Las grutas de Karlsbad

Habíamos visto los murciélagos en las cuevas de Karlsbad
como un espeso hollín enmarañado en chimeneas
más grandes que una catedral. Éramos puntos

en el horizonte de su mundo completo
y su vida exclusiva.
Probablemente todo el grupo era feliz -

Tan felices que no sabían que lo eran,
tan ocupados en su felicidad, tan satisfechos,
colgando boca abajo en sus cielos de piedra.

Miramos los relojes. Los primeros murciélagos,
puntuales, empezaron a soltarse y dar vueltas
en la boca gigante de la gruta

que era el escenario donde se presentaban.
Y esos primeros parpadeantes se espesaron en millones
hasta el momento en que en ebullición la masa crítica

se soltó del imán bajo la tierra. Y comenzaron a salir
como humo derramándose en oleadas.
Duró una media hora. Un torrente invertido

de miles y millones de murciélagos. Un dragón
de humo que salía por el ojo de una cerradura terrestre,
una serpiente alada contorsionándose hacia el sur

en dirección al Río Grande
en donde cada noche capturaban toneladas de insectos -
Seis toneladas dijo alguien.

Y así era y así tenía que ser.
Como todas las noches desde quién sabe cuándo,
un mecanismo tan perfecto como el de sus radares.

No estábamos seguros si pasar ahí la noche o irnos.
Estábamos en donde nunca habíamos estado,
turistas – visitándonos aun a nosotros mismos.

Los murciélagos eran una parte de la maquinaria solar,
ligada al mecanismo de las flores
por el de los insectos. Y su propósito

aceitaba la lógica infalible de la tierra.
Un requisito cósmico – con alas de demonio.
Un severo reproche por nuestra tibia participación.

Ideas como éstas nos rondaban cuando alguien gritó
-el dragón de murciélagos se retorcía- “¡ahí vienen de nuevo!”.
Y miramos y vimos

por entre los murciélagos un conjunto de nubes
como hongos de tormenta que hacía centellear su cortinado
sobre el río. Tenían un problema los murciélagos.

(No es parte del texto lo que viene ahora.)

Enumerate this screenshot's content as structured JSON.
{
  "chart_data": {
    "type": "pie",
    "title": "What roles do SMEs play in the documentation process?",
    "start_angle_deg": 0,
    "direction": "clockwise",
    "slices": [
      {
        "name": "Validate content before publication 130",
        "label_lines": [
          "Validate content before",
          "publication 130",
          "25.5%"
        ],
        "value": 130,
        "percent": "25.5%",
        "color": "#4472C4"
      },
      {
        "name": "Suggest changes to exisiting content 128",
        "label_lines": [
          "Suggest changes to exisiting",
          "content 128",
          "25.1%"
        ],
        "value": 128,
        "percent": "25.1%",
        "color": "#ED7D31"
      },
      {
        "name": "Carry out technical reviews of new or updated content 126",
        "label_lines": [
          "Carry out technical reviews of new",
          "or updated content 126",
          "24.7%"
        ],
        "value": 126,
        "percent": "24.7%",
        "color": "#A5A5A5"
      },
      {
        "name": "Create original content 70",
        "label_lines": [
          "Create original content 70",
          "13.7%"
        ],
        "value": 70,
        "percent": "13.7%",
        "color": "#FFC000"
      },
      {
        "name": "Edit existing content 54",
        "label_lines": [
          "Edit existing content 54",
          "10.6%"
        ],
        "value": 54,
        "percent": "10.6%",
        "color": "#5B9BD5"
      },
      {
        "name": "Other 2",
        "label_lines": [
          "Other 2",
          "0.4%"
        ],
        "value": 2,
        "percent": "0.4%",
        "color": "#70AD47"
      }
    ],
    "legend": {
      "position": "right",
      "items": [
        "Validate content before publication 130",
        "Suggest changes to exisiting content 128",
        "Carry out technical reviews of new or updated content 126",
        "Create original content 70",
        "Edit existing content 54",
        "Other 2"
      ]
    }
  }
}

Con las alas plegadas como paraguas sobre sus cabezas
se zambulleron raudos desde el cielo
nuevamente a la gruta. Todos ellos,

el vasto cuerpo deshilachado del genio
se metía en la lámpara. Y al sur
la tormenta fulgía y se arrastraba como una guerra.

Esos murciélagos tenían los ojos bien abiertos.
A diferencia de nosotros,
sabían cómo y cuándo salirse del amor
que mueve el sol y las demás estrellas.